Have you ever tried the KonMari method? Would you ever? Do you find it easy or difficult to unhaul books? Let me know in the comments!

I probably will do another Jo Talks post this month, since I am now done with Uni, but it likely won’t be until the end of the month in two weeks time (HOW ARE WE HALFWAY THROUGH APRIL? Someone please explain time to me!). In the meantime, I’ll have another Top Ten Tuesday post for you guys tomorrow, so keep an eye out for that.


4 thoughts on “Jo Talks Books: I KonMari’d My Books, Here’s What Happened

  1. seeliepages 15/04/2019 / 7:43 pm

    I find it hard to get rid of books for the same reason – I’m like “well I might enjoy it!” and it does feel a bit like giving up. But I love the question of whether it sparks joy or not because really, why surround yourself with things that don’t bring you joy and sometimes feel more like a chore you’re putting off? I still have a good amount of space on my shelves for new books so I don’t feel as much pressure to get rid of any, but ever since the KonMari method came out I’ve been thinking more and more about which ones I would or wouldn’t keep, so I feel confident that I’ll be able to when the need arises!

    • iloveheartlandx 18/04/2019 / 3:03 pm

      Yeah, it’s very hard when you haven’t actually read the book yet, because it’s just like well I can’t be 100% sure it won’t bring me joy, I haven’t given it a chance yet. Exactly, it’s a nice idea and does ensure that you’re only left with books that will truly make you happy (hopefully anyway). That’s great!

  2. kozbisa 15/04/2019 / 11:23 pm

    I remember all that drama – the 30 books thing. It’s funny, because I am pretty good about tossing things out. In my youth, I was a collector of all things, but as I grow older, I have no problem letting stuff go. I do still have a ton of books, but since, in my heart, I know I will never read them due to font size, bad eyes, etc, I am trying to find a nice home at a school or juvenile detention center.
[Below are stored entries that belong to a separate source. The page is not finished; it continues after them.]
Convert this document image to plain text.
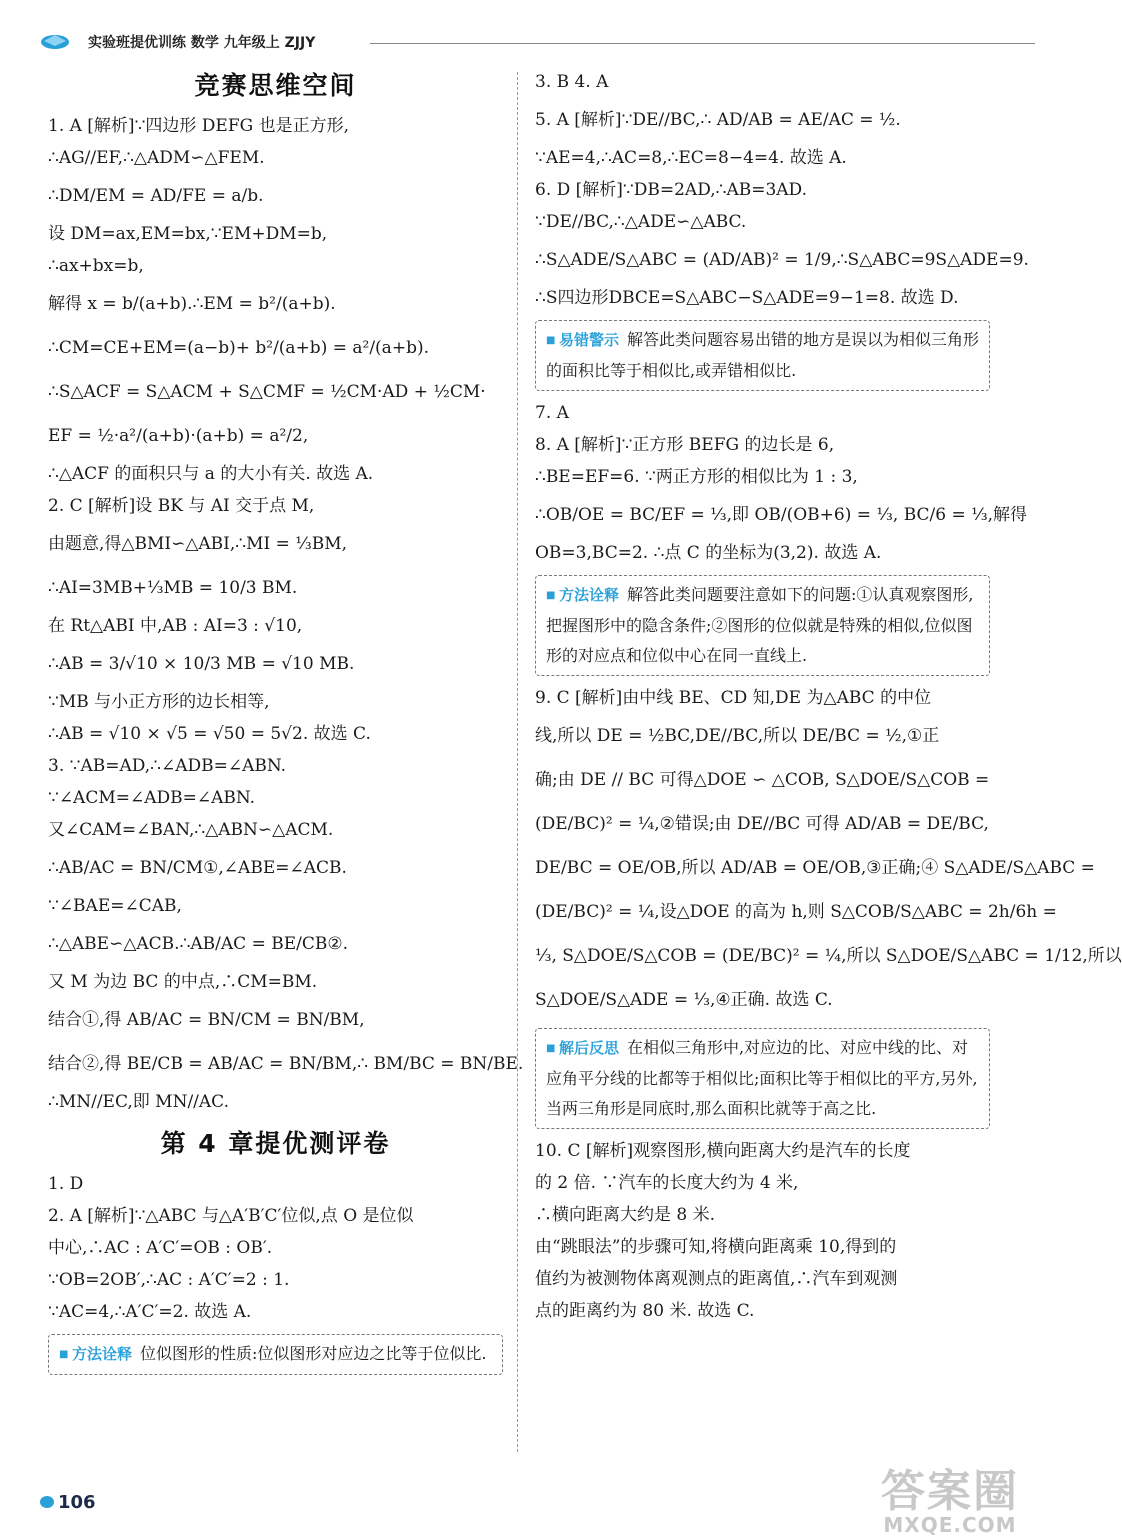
实验班提优训练 数学 九年级上 ZJJY
竞赛思维空间
1. A [解析]∵四边形 DEFG 也是正方形,
∴AG//EF,∴△ADM∽△FEM.
∴DM/EM = AD/FE = a/b.
设 DM=ax,EM=bx,∵EM+DM=b,
∴ax+bx=b,
解得 x = b/(a+b).∴EM = b²/(a+b).
∴CM=CE+EM=(a−b)+ b²/(a+b) = a²/(a+b).
∴S△ACF = S△ACM + S△CMF = ½CM·AD + ½CM·
EF = ½·a²/(a+b)·(a+b) = a²/2,
∴△ACF 的面积只与 a 的大小有关. 故选 A.
2. C [解析]设 BK 与 AI 交于点 M,
由题意,得△BMI∽△ABI,∴MI = ⅓BM,
∴AI=3MB+⅓MB = 10/3 BM.
在 Rt△ABI 中,AB : AI=3 : √10,
∴AB = 3/√10 × 10/3 MB = √10 MB.
∵MB 与小正方形的边长相等,
∴AB = √10 × √5 = √50 = 5√2. 故选 C.
3. ∵AB=AD,∴∠ADB=∠ABN.
∵∠ACM=∠ADB=∠ABN.
又∠CAM=∠BAN,∴△ABN∽△ACM.
∴AB/AC = BN/CM①,∠ABE=∠ACB.
∵∠BAE=∠CAB,
∴△ABE∽△ACB.∴AB/AC = BE/CB②.
又 M 为边 BC 的中点,∴CM=BM.
结合①,得 AB/AC = BN/CM = BN/BM,
结合②,得 BE/CB = AB/AC = BN/BM,∴ BM/BC = BN/BE.
∴MN//EC,即 MN//AC.
第 4 章提优测评卷
1. D
2. A [解析]∵△ABC 与△A′B′C′位似,点 O 是位似
中心,∴AC : A′C′=OB : OB′.
∵OB=2OB′,∴AC : A′C′=2 : 1.
∵AC=4,∴A′C′=2. 故选 A.
■ 方法诠释 位似图形的性质:位似图形对应边之比等于位似比.
3. B 4. A
5. A [解析]∵DE//BC,∴ AD/AB = AE/AC = ½.
∵AE=4,∴AC=8,∴EC=8−4=4. 故选 A.
6. D [解析]∵DB=2AD,∴AB=3AD.
∵DE//BC,∴△ADE∽△ABC.
∴S△ADE/S△ABC = (AD/AB)² = 1/9,∴S△ABC=9S△ADE=9.
∴S四边形DBCE=S△ABC−S△ADE=9−1=8. 故选 D.
■ 易错警示 解答此类问题容易出错的地方是误以为相似三角形的面积比等于相似比,或弄错相似比.
7. A
8. A [解析]∵正方形 BEFG 的边长是 6,
∴BE=EF=6. ∵两正方形的相似比为 1 : 3,
∴OB/OE = BC/EF = ⅓,即 OB/(OB+6) = ⅓, BC/6 = ⅓,解得
OB=3,BC=2. ∴点 C 的坐标为(3,2). 故选 A.
■ 方法诠释 解答此类问题要注意如下的问题:①认真观察图形,把握图形中的隐含条件;②图形的位似就是特殊的相似,位似图形的对应点和位似中心在同一直线上.
9. C [解析]由中线 BE、CD 知,DE 为△ABC 的中位
线,所以 DE = ½BC,DE//BC,所以 DE/BC = ½,①正
确;由 DE // BC 可得△DOE ∽ △COB, S△DOE/S△COB =
(DE/BC)² = ¼,②错误;由 DE//BC 可得 AD/AB = DE/BC,
DE/BC = OE/OB,所以 AD/AB = OE/OB,③正确;④ S△ADE/S△ABC =
(DE/BC)² = ¼,设△DOE 的高为 h,则 S△COB/S△ABC = 2h/6h =
⅓, S△DOE/S△COB = (DE/BC)² = ¼,所以 S△DOE/S△ABC = 1/12,所以
S△DOE/S△ADE = ⅓,④正确. 故选 C.
■ 解后反思 在相似三角形中,对应边的比、对应中线的比、对应角平分线的比都等于相似比;面积比等于相似比的平方,另外,当两三角形是同底时,那么面积比就等于高之比.
10. C [解析]观察图形,横向距离大约是汽车的长度
的 2 倍. ∵汽车的长度大约为 4 米,
∴横向距离大约是 8 米.
由“跳眼法”的步骤可知,将横向距离乘 10,得到的
值约为被测物体离观测点的距离值,∴汽车到观测
点的距离约为 80 米. 故选 C.
106	答案圈
MXQE.COM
But, if the books make you happy, keep them.

    • iloveheartlandx 18/04/2019 / 3:00 pm

      I think it depends who you are as a person, me I tend to like to hold onto stuff more, but I think people blew that whole thing out of proportion, as far as I’m aware, the idea is that you keep what makes you happy, if the books aren’t making you happy then get rid of them, if they are keep them, people focused far too much on the arbitrary number.